DH and I noticed a funny thing when we were watching the first episode of "Mad Men" Season 3, with DS (29 mos) sitting next to us on the couch (as usual, refusing to go to bed). Suddenly, a love scene came on, and DS averted his eyes with a sly smile, and made an "ugghh" sound as if it grossed him out! Which DH said was the exact reaction he used to have as a child, whenever sensual images appeared on TV.

As far as I know, we haven't done anything to reinforce any sort of 'yuck factor' about these kinds of images. I wonder if this is some sort of innate human reaction he had, or if perhaps we are somehow reinforcing it subconsciously?

Any experiences with this? How do you handle it?

Thursday, April 1, 2010

Spirited Boy

I finally checked out the "Spirited Child" book from the library, the same one that folks have been recommending on "Ask Moxie" for ages. I admit I have been in denial about how challenging my 29-month-old DS can be.
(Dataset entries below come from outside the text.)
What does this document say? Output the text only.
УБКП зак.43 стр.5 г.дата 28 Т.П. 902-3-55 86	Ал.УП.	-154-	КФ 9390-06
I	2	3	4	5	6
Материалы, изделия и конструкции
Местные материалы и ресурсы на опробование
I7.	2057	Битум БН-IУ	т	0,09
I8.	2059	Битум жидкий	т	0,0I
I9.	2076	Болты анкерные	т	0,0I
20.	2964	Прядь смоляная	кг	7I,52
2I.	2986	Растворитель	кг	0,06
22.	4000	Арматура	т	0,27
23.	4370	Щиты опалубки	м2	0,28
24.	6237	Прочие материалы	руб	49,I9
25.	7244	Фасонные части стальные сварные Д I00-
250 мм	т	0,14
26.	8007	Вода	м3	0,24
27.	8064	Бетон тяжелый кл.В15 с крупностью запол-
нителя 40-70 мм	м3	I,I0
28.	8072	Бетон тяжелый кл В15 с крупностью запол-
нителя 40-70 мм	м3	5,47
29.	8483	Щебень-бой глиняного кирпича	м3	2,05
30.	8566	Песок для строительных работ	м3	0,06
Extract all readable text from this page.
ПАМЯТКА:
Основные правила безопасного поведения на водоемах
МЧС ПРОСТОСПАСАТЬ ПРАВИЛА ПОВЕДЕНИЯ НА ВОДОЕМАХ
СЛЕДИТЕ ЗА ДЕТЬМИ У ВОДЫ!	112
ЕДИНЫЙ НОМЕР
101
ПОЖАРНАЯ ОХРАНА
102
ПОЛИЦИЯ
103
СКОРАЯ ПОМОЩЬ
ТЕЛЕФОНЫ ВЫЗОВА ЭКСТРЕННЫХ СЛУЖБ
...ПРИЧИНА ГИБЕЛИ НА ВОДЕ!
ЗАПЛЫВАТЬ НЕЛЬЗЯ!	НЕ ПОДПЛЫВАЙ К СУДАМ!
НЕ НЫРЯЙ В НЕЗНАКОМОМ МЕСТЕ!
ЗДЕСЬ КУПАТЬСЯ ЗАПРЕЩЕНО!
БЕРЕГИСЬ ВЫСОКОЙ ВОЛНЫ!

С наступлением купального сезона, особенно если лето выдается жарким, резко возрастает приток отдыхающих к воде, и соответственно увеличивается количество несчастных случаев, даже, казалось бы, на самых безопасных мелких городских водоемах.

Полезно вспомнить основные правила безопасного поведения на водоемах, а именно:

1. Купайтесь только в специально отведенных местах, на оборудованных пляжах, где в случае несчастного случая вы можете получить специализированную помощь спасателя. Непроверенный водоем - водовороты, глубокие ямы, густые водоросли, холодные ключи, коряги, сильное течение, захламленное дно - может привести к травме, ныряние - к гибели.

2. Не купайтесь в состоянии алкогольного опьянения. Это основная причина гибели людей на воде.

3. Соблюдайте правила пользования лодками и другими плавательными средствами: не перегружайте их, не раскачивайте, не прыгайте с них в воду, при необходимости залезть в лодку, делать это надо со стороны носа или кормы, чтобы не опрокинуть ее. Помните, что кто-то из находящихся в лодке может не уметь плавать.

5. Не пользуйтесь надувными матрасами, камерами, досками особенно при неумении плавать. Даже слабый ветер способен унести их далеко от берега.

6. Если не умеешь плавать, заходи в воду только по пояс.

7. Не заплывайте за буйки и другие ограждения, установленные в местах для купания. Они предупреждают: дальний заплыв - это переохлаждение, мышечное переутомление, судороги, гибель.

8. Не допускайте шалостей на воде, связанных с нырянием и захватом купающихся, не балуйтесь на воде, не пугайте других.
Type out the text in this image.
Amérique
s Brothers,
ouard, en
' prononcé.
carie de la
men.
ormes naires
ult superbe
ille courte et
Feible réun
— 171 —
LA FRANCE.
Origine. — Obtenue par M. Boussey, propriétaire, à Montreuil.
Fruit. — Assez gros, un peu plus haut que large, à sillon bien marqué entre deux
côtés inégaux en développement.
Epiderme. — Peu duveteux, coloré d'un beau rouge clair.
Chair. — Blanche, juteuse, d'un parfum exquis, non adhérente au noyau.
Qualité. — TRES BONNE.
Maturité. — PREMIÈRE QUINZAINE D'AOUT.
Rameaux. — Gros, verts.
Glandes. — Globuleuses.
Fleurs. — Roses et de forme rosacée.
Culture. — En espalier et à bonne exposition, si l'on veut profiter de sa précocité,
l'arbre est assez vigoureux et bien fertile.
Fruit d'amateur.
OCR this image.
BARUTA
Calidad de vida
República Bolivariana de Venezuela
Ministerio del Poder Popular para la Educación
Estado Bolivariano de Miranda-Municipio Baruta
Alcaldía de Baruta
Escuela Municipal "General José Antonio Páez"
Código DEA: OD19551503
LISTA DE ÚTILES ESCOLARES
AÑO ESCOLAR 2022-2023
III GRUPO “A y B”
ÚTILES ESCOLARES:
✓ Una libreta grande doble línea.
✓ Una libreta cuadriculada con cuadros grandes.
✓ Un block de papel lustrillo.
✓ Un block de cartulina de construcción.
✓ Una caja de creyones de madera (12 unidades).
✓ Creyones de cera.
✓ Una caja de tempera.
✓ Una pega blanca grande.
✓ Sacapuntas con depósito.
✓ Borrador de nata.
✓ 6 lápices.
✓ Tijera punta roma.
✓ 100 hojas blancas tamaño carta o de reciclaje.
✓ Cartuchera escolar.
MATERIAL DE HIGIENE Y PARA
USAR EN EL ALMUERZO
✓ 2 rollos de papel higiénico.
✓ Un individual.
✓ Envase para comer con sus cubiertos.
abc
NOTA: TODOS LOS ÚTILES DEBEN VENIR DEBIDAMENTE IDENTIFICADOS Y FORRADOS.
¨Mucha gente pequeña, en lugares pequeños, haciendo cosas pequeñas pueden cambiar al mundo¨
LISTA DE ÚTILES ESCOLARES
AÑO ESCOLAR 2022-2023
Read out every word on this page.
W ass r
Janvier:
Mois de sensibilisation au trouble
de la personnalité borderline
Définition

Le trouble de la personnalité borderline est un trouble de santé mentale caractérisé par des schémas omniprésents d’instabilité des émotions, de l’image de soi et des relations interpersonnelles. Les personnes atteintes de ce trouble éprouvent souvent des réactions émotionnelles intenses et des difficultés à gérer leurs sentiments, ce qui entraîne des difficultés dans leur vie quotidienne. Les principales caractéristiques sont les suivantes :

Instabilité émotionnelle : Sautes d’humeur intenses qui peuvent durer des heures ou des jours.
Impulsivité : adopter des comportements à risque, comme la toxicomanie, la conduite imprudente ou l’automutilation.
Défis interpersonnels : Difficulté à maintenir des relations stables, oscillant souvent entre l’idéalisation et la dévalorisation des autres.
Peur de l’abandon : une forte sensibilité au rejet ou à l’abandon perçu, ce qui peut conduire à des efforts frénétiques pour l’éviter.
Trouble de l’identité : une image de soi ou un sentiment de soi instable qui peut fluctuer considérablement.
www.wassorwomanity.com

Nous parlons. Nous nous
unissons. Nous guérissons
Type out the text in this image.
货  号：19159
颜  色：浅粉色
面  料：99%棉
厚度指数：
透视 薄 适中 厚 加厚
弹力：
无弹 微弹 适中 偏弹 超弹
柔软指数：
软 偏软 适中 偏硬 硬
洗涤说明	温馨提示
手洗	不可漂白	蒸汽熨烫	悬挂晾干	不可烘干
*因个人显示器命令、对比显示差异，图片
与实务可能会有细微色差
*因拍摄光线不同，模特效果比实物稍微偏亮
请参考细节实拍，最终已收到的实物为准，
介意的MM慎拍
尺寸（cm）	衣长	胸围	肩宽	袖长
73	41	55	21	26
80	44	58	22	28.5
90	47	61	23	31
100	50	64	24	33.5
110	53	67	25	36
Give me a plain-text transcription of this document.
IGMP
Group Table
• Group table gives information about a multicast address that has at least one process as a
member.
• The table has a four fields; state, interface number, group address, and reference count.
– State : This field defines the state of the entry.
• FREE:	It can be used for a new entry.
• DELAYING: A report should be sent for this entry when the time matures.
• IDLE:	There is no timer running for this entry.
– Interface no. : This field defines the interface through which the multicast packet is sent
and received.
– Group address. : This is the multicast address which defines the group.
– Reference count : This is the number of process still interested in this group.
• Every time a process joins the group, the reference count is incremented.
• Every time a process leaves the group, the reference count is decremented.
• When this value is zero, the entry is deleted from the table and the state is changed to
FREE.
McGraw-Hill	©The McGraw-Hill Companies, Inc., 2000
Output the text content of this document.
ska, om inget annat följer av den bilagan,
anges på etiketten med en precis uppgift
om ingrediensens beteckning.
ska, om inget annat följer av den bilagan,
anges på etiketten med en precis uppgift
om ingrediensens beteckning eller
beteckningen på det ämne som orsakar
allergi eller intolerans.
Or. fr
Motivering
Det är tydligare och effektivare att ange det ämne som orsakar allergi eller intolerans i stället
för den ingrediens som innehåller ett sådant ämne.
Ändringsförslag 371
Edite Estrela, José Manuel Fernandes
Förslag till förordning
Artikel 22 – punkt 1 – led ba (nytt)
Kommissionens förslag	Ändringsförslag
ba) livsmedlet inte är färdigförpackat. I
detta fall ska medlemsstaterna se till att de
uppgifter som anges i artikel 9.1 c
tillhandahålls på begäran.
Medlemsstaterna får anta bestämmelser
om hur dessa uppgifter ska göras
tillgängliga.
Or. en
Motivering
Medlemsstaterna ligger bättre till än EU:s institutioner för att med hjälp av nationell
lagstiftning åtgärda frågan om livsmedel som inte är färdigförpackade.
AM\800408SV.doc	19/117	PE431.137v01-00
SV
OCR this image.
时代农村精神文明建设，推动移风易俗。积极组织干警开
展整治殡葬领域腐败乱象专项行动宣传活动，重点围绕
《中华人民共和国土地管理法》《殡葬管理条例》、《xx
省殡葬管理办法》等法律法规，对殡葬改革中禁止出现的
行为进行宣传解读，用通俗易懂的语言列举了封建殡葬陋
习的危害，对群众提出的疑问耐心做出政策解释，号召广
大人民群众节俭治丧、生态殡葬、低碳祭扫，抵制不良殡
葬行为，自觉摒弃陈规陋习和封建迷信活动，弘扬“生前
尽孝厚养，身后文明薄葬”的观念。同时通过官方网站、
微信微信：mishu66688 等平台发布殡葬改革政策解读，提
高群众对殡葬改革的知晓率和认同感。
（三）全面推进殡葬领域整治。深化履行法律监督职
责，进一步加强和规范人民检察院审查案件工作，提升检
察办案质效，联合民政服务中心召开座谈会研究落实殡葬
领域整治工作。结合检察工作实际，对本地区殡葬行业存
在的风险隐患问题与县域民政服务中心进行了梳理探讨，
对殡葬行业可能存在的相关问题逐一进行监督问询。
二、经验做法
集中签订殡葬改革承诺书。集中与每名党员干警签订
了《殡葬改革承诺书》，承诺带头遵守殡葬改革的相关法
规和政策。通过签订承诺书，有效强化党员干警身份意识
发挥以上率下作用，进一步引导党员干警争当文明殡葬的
Like I was somehow afraid of labeling him unfairly, though "spirited" is just about the perfect euphemistic term for a kid like DS. I'm having trouble putting into words why I feel this particular shoe fits him.

He is a wonderful boy, don't get me wrong. And super cute - the kind of beautiful kid that middle-aged women in public always comment on literally every single day - "Where did he get those amazing long lashes, big brown eyes, sweet smile, sandy brown hair???" Probably from the same gene pool that gave him his low sleep needs, a predilection for climbing and jumping, and a very stubborn, determined personality. I'm glad he is happy most of the time.... because he is so very hard to keep up with! At least he is fun to be around and has a sweet personality while he is raising hell! Yesterday we had our second broken eggs incident. I was doing the dishes and heard the fridge door open and shut - he does that all the time - he is strong enough to break open the fridge lock we used to have. Minutes later, I walked towards the entryway where I heard him laughing, and on the floor and in the hall closet were 10 broken, raw eggs. It took so much restraint not to break down and cry right there. It took hours to clean up.

Other people's kids don't do stuff like this all the time, like DS does. (I'm sure they do, somewhere. Just not anyone around me.) And I really do mean "all the time." I am so exhausted from cleaning up after him, collecting piles of his broken things in the garage, wiping stuff off of every surface of our house, trying to hide things he's found all over again (he is like a heat-seeking missile for search and destroy of pens, chapstick, chocolate), etc...

I feel like he is either going to be a huge success or a complete failure - isn't that an odd thing to think?

My Podunk neighbor thinks I should start spanking him. Um, no.

This is not a discipline issue, it is a personality issue. That's what I really feel. Anybody else get what I'm saying?

EDIT: I'm halfway through the book. BTW, the book is "Raising Your Spirited Child, A Guide for Parents Whose Child is More Intense, Sensitive, Perceptive, Persistent and Energetic" by Mary Sheedy Kurcinka. Excellent read. Extremely validating for me. Avoids mislabeling. It concerns developmentally normal child behavior. Deals with the real emotions I feel, primarily the loss of a dream/phantom "easy" child I thought he once was and would forever be - naive, I know. It also gets wonderfully specific. Turns out that DS is "spirited" alright. Of the various categories explored, DS is only "more" in the "Persistent" and "Energetic" areas. Which explains why he is happy-go-lucky while destroying everything in sight and going non-stop. His hapless parents are "spunky," so there is a temperamental mismatch we need to work through. Great, great book!